Let $A_n$ be sequence of events, My book has the following:
$$P(\lim\sup\ A_n) = P(A_n\ {\rm occurs\ for\ infinity\ many\ } n)$$
Why is this equality correct?
I know that: $\lim\sup\ A_n$, is equal to (not formal): All results that belong to infinite events in the sequence $A_n$.
How is this the same as: $A_n$ occurs for infinity many $n$? and what's the meaning of this at all? maybe it's a translation problem (although my professor is native speaker)...
Your professor's formulation means: $$x\in\limsup A_n\iff\exists I\text{ infinite }\subset\Bbb N,\quad x\in\bigcap_{n\in I}A_n.$$ This equivalence is correct because:
I cannot tell you why it is "the same as" your own formulation ("All results that belong to infinite events in the sequence $A_n$") because that one is less clear to me than the usual sentence "$A_n$ occurs for infinity many $n$" for which you asked for an explanation.

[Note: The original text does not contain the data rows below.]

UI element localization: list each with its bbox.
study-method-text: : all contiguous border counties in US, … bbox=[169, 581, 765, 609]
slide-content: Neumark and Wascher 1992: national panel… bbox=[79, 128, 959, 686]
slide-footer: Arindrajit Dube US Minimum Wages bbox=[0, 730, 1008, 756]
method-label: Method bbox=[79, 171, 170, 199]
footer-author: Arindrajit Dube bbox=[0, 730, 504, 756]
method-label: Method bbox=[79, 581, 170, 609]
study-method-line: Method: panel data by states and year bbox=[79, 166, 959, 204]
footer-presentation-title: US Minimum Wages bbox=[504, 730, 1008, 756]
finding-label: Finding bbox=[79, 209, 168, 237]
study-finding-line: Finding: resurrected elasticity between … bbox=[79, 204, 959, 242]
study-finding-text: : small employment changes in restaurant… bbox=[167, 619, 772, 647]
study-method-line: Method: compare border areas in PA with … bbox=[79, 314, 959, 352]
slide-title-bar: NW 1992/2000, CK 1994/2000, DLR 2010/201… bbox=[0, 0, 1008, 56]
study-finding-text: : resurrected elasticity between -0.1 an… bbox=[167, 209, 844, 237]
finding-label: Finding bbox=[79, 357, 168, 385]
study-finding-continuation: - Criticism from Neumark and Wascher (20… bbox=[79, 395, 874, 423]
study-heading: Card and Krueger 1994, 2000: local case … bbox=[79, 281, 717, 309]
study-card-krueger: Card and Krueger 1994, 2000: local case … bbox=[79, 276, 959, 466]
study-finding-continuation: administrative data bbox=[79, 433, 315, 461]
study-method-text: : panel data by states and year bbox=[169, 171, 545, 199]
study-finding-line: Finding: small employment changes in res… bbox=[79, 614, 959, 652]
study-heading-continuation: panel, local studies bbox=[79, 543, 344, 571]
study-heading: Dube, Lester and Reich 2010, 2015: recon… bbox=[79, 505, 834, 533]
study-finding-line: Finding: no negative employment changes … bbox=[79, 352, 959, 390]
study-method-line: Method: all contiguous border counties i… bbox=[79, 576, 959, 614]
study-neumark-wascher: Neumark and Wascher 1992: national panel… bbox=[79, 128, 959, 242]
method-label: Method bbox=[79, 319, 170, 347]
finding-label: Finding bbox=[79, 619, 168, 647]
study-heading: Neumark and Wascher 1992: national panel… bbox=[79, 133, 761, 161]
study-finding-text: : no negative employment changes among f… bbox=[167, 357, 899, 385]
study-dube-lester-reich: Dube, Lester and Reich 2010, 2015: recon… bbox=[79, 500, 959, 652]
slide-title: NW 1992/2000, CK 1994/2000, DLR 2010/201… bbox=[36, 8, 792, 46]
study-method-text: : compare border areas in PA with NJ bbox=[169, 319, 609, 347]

The definition of $\limsup A_n$ for a sequence of sets $\{ A_n \}$ is $$ \limsup A_n = \bigcap _{n = 1} ^\infty \bigcup _{m \geq n} A_m. $$
Under this formulation, it is clear that $x \in \limsup A_n$ if and only if for every $n \in \mathbb{N}$, there is a positive number $m \geq n$ which $x \in A_m$. Inuitively speaking, if we now pick $m = n$ assuming they are fixed in the last step, then there is $m_2 \geq m + 1$ which $x \in A_{m_2}$. This tells you that $x$ must be in infinitely many $A_m$, since this process can be continued indefinitely.
On the other hand, if $x$ is not in $\limsup A_n$, then by De Morgan's law $$ x \in (\limsup A_n)^c = \bigcup _{n = 1} ^\infty \bigcap _{m \geq n} A_m^c. $$ This is the set which there is $n$, which $x$ is not in $A_m$ for all $m \geq n$, meaning $x$ stops belonging to $A_n$ after a finite number of them. This shows that if $x \not \in \limsup A_n$ then $x$ is not in infinitely many $A_n$'s.
I think this problem arises mainly because the book does not bring up the set formulation of $\limsup A_n$, and simply define $\limsup A_n$ as the set which $x$ belongs to infinitely many $A_n$'s.